I'm planning to create a Vista/Win7 dual-boot on a system that
currently runs Vista (32-bit) and need feedback on which of two HDs to
use. The 1T has Vista installed and currently has 694gb free. The
second HD has 465gb of 500gb free (both are Seagate). I've heard that
it's better to put the OS's of a dual-boot on separate drives, if
possible. True?
If you're comfortable with Ranish and various low level partition
manipulators, and, unless there are issues with either W7 or Vista
accessing low-level settings, that is, once past the initial
installation.
I don't run either, just XP. Basically it's about hiding partitions
Windows Operating Systems wouldn't need to or shouldn't see. Once the
OS is stable, IMO, it's mainly about being very careful about
subsequent hardware and sometimes software changes.

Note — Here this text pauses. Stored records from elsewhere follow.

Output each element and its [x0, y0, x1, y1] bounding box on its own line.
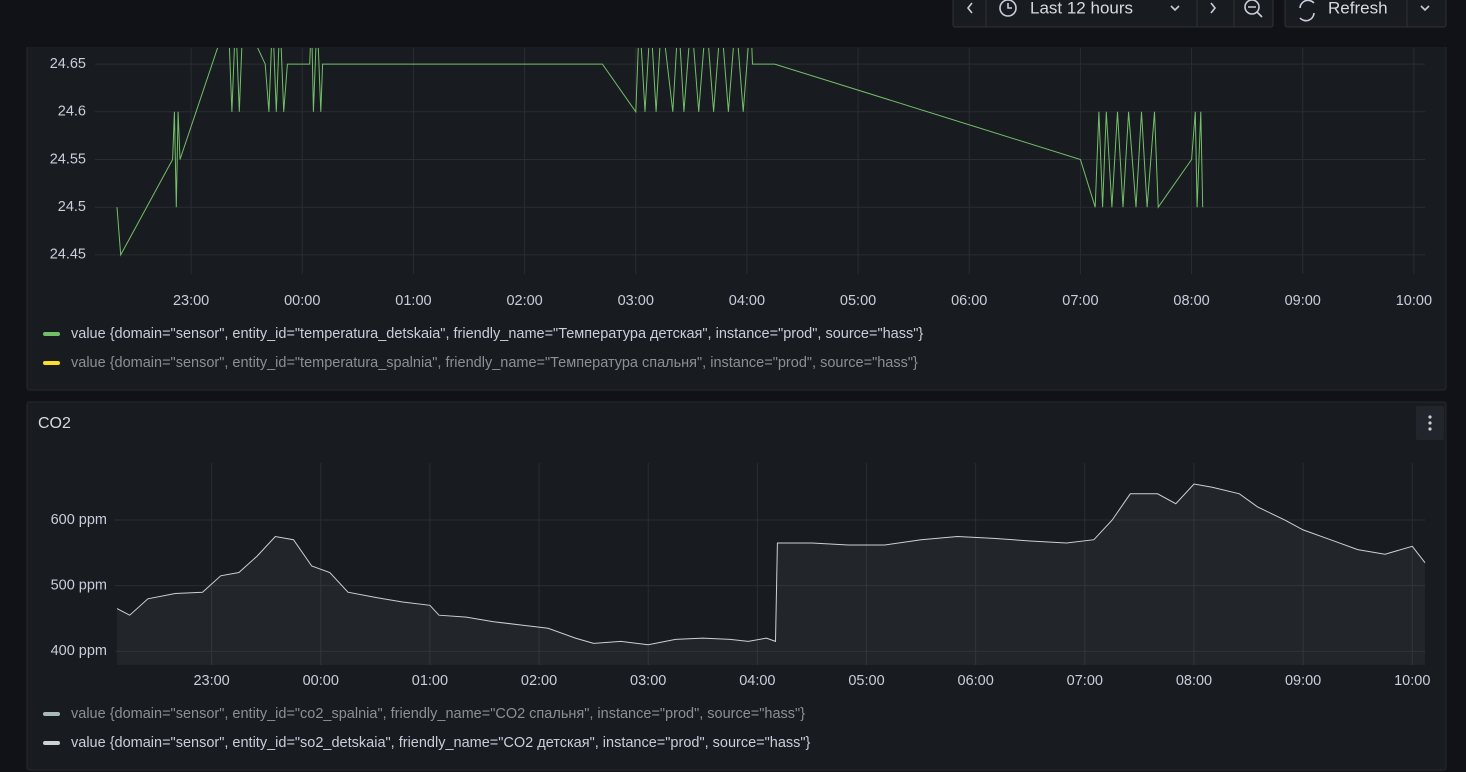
- x-tick-label: 23:00: [173, 293, 209, 309]
- legend-label[interactable]: value {domain="sensor", entity_id="co2_s…: [71, 706, 805, 722]
- x-tick-label: 23:00: [193, 673, 229, 689]
- y-tick-label: 600 ppm: [51, 512, 107, 528]
- y-tick-label: 400 ppm: [51, 643, 107, 659]
- time-controls: Last 12 hours Refresh: [952, 0, 1447, 28]
- next-button[interactable]: [1210, 2, 1217, 14]
- line: [116, 483, 1426, 646]
- y-tick-label: 24.65: [50, 56, 86, 72]
- line: [116, 48, 1204, 257]
- refresh-icon: [1299, 0, 1315, 22]
- panel-title: CO2: [38, 415, 71, 432]
- x-tick-label: 04:00: [739, 673, 775, 689]
- area: [117, 484, 1425, 665]
- y-tick-label: 500 ppm: [51, 577, 107, 593]
- x-tick-label: 06:00: [958, 673, 994, 689]
- x-tick-label: 10:00: [1396, 293, 1432, 309]
- panel: [26, 0, 1447, 391]
- x-tick-label: 05:00: [848, 673, 884, 689]
- x-tick-label: 09:00: [1285, 673, 1321, 689]
- legend-label[interactable]: value {domain="sensor", entity_id="so2_d…: [71, 735, 811, 751]
- clock-icon: [999, 0, 1017, 17]
- x-tick-label: 07:00: [1062, 293, 1098, 309]
- time-range[interactable]: Last 12 hours: [1030, 0, 1133, 17]
- x-tick-label: 01:00: [412, 673, 448, 689]
- legend-swatch: [43, 332, 60, 336]
- x-tick-label: 05:00: [840, 293, 876, 309]
- x-tick-label: 00:00: [284, 293, 320, 309]
- legend-label[interactable]: value {domain="sensor", entity_id="tempe…: [71, 326, 923, 342]
- x-tick-label: 02:00: [506, 293, 542, 309]
- x-tick-label: 03:00: [618, 293, 654, 309]
- zoom-out-button[interactable]: [1244, 0, 1263, 18]
- legend-swatch: [43, 361, 60, 365]
- y-tick-label: 24.6: [58, 104, 86, 120]
- refresh-button[interactable]: Refresh: [1328, 0, 1388, 17]
- prev-button[interactable]: [966, 2, 973, 14]
- x-tick-label: 00:00: [303, 673, 339, 689]
- legend-label[interactable]: value {domain="sensor", entity_id="tempe…: [71, 355, 918, 371]
- y-tick-label: 24.55: [50, 151, 86, 167]
- x-tick-label: 10:00: [1394, 673, 1430, 689]
- refresh-interval-dropdown[interactable]: [1420, 5, 1430, 12]
- range-dropdown[interactable]: [1170, 5, 1180, 12]
- x-tick-label: 01:00: [395, 293, 431, 309]
- x-tick-label: 03:00: [630, 673, 666, 689]
- x-tick-label: 06:00: [951, 293, 987, 309]
- panel-menu[interactable]: [1416, 406, 1444, 440]
- y-tick-label: 24.5: [58, 199, 86, 215]
- x-tick-label: 02:00: [521, 673, 557, 689]
- x-tick-label: 08:00: [1173, 293, 1209, 309]
- x-tick-label: 04:00: [729, 293, 765, 309]
- x-tick-label: 09:00: [1285, 293, 1321, 309]
- y-tick-label: 24.45: [50, 247, 86, 263]
- legend-swatch: [43, 741, 60, 745]
- x-tick-label: 07:00: [1067, 673, 1103, 689]
- x-tick-label: 08:00: [1176, 673, 1212, 689]
- legend-swatch: [43, 712, 60, 716]
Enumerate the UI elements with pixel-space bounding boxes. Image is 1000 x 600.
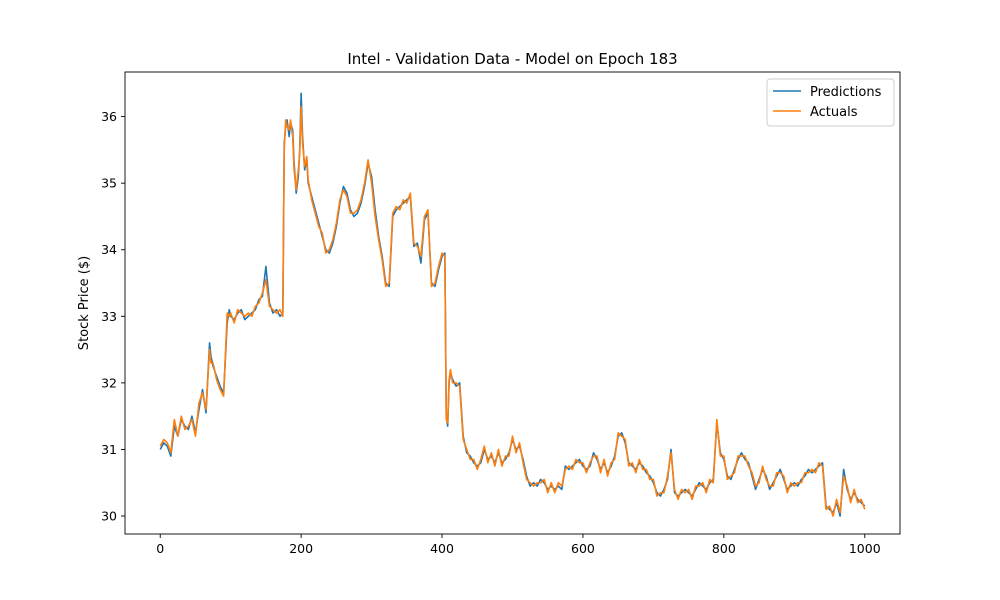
legend-label-actuals: Actuals bbox=[810, 105, 858, 120]
y-tick-label: 31 bbox=[101, 442, 117, 457]
plot-frame bbox=[124, 71, 901, 535]
y-tick-label: 30 bbox=[101, 509, 117, 524]
x-tick-label: 800 bbox=[712, 541, 736, 556]
chart-title: Intel - Validation Data - Model on Epoch… bbox=[347, 50, 677, 68]
plot-area bbox=[124, 71, 901, 535]
plot-background bbox=[125, 72, 900, 534]
y-axis: 30 31 32 33 34 35 36 bbox=[101, 109, 125, 524]
x-tick-label: 0 bbox=[156, 541, 164, 556]
x-tick-label: 600 bbox=[571, 541, 595, 556]
y-tick-label: 35 bbox=[101, 176, 117, 191]
x-axis: 0 200 400 600 800 1000 bbox=[156, 534, 881, 556]
x-tick-label: 1000 bbox=[849, 541, 881, 556]
x-tick-label: 400 bbox=[430, 541, 454, 556]
y-axis-label: Stock Price ($) bbox=[77, 256, 92, 350]
y-tick-label: 34 bbox=[101, 242, 117, 257]
series-line-actuals bbox=[159, 105, 866, 517]
series-layer bbox=[159, 92, 866, 517]
y-tick-label: 33 bbox=[101, 309, 117, 324]
legend: Predictions Actuals bbox=[766, 78, 895, 127]
y-tick-label: 32 bbox=[101, 375, 117, 390]
legend-label-predictions: Predictions bbox=[810, 85, 882, 100]
x-tick-label: 200 bbox=[289, 541, 313, 556]
y-tick-label: 36 bbox=[101, 109, 117, 124]
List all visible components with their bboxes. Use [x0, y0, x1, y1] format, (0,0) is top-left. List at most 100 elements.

I just swapped cases last night (and a few minor changes - 1 new USB
port, a SATA MB port DVD hookup). Tricky, how XP can screw itself
up. But, since I'm ghosted, I was able to repeat the installation and
duplicate the errors to find what was causing XP the grief (required
stagged, consecutive hardware detection of each piece, singularly,
before advancing to next "changes". Three DVDs running simultaneously
over separate DMA channels into three 200/250G 5-year-old Seagate
HDs. 756 3000 AMD on an Asus, doing it, bumps the temp from 100 to
125F, but still sweet. Getting media off DVDs and onto 1T drives via
a USB docking station).
I prefer keeping an OS small by installing subsequent software to
other partitions (potentially shared OS resources is a further
possibility). Then I can Ghost the OS into smaller, faster-to-restore/
write binary-sector images. Once my images are backed-up, Ghost will
account adapting to most any sector sizing.
Which is circularly roundabout back to low level manipulations. If
partitions and drive letter assignments match, should be a mote point,
where the operating system is going (aside a little juggling in the OS
hardware detection phase, and a drive model ID coming up as detected
for different). I personally prefer everything related to an OS on
one drive (some partitions/logical assignments of course being hidden
by a boot arbitrator), in dealing and keeping storage issues from a
core gist of OS "maintenance" -- apart on other drives.